In our group we use this experimental model to investigate how neuron production and integration are controlled at the molecular and physiological levels, both in the normal and the diseased brain.

Specifically, we ask

How is the stem cell compartment regionalized to produce different types of neurons?

What are the mechanisms that generate this diversity and maintain it throughout the animal’s life? We found that cross regulatory interactions between transcription factors underlie this diversity and use new technologies to provide insight into their expression and function.

What is the role of non-coding RNAs in the process of neurogenesis?

We found that stem cell regionalization and proliferation is fine-tuned in an interplay between microRNAs and long non-coding RNAs. We develop new tools and strategies to investigate these interactions in the living brain.

What happens when proliferation and differentiation of new neurons gets out of control and cancer develops?

What is the function of non-coding RNAs in cancer induction and progression? We developed an innovative in vivo model for glioma development in mice to study the role of signaling pathways and the precise role of microRNAs in cancer.
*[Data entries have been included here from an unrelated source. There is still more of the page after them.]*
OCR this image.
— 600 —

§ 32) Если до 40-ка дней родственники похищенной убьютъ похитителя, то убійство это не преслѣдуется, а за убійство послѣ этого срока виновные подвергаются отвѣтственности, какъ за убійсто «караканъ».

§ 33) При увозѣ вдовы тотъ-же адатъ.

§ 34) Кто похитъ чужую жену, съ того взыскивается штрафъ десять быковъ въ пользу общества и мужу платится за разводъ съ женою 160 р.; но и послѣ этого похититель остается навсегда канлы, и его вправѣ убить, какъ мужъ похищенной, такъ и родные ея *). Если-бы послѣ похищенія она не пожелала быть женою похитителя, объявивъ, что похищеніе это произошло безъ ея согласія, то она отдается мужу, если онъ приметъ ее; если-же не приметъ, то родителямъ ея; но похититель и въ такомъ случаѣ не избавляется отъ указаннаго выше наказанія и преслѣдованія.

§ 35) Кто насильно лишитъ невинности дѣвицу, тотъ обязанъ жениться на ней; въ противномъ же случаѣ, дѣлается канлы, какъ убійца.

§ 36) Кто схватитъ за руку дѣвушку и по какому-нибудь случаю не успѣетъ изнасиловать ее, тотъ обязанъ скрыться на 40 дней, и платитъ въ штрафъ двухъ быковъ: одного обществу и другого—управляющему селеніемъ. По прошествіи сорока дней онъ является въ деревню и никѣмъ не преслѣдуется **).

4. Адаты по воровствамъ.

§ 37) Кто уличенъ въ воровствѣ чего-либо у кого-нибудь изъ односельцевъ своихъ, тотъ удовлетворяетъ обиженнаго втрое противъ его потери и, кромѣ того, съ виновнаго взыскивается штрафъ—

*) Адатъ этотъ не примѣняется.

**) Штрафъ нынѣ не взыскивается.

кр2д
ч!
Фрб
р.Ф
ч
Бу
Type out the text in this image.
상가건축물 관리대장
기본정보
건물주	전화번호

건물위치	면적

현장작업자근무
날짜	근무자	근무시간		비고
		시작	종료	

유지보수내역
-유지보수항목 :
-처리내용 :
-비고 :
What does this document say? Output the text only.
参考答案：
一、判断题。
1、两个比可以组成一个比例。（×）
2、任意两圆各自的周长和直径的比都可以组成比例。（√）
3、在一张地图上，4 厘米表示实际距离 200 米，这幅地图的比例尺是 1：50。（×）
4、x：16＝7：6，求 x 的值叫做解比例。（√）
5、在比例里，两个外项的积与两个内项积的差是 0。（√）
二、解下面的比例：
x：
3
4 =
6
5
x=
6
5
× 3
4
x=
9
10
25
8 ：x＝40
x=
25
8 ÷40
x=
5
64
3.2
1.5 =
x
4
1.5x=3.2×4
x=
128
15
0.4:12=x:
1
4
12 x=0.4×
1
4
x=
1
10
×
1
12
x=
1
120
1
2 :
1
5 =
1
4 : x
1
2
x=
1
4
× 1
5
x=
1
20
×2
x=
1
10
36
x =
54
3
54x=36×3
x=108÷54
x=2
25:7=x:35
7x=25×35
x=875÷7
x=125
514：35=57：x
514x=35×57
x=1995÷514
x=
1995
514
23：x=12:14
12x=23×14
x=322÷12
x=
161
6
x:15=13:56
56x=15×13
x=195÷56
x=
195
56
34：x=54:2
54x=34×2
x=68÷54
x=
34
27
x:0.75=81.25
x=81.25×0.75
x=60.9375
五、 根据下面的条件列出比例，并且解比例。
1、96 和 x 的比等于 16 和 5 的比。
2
How are new neurons integrated in the postnatal and adult brain and what is their specific function?

Using in vivo multiphoton imaging we found that olfactory bulb neurogenesis is not a replacement process, as has been thought so far, but that new neurons are constantly added to the structure, leading to permanent growths. We investigate the role of this “ongoing development” and analyze the contribution of the different neuronal subtypes to odor perception and computing.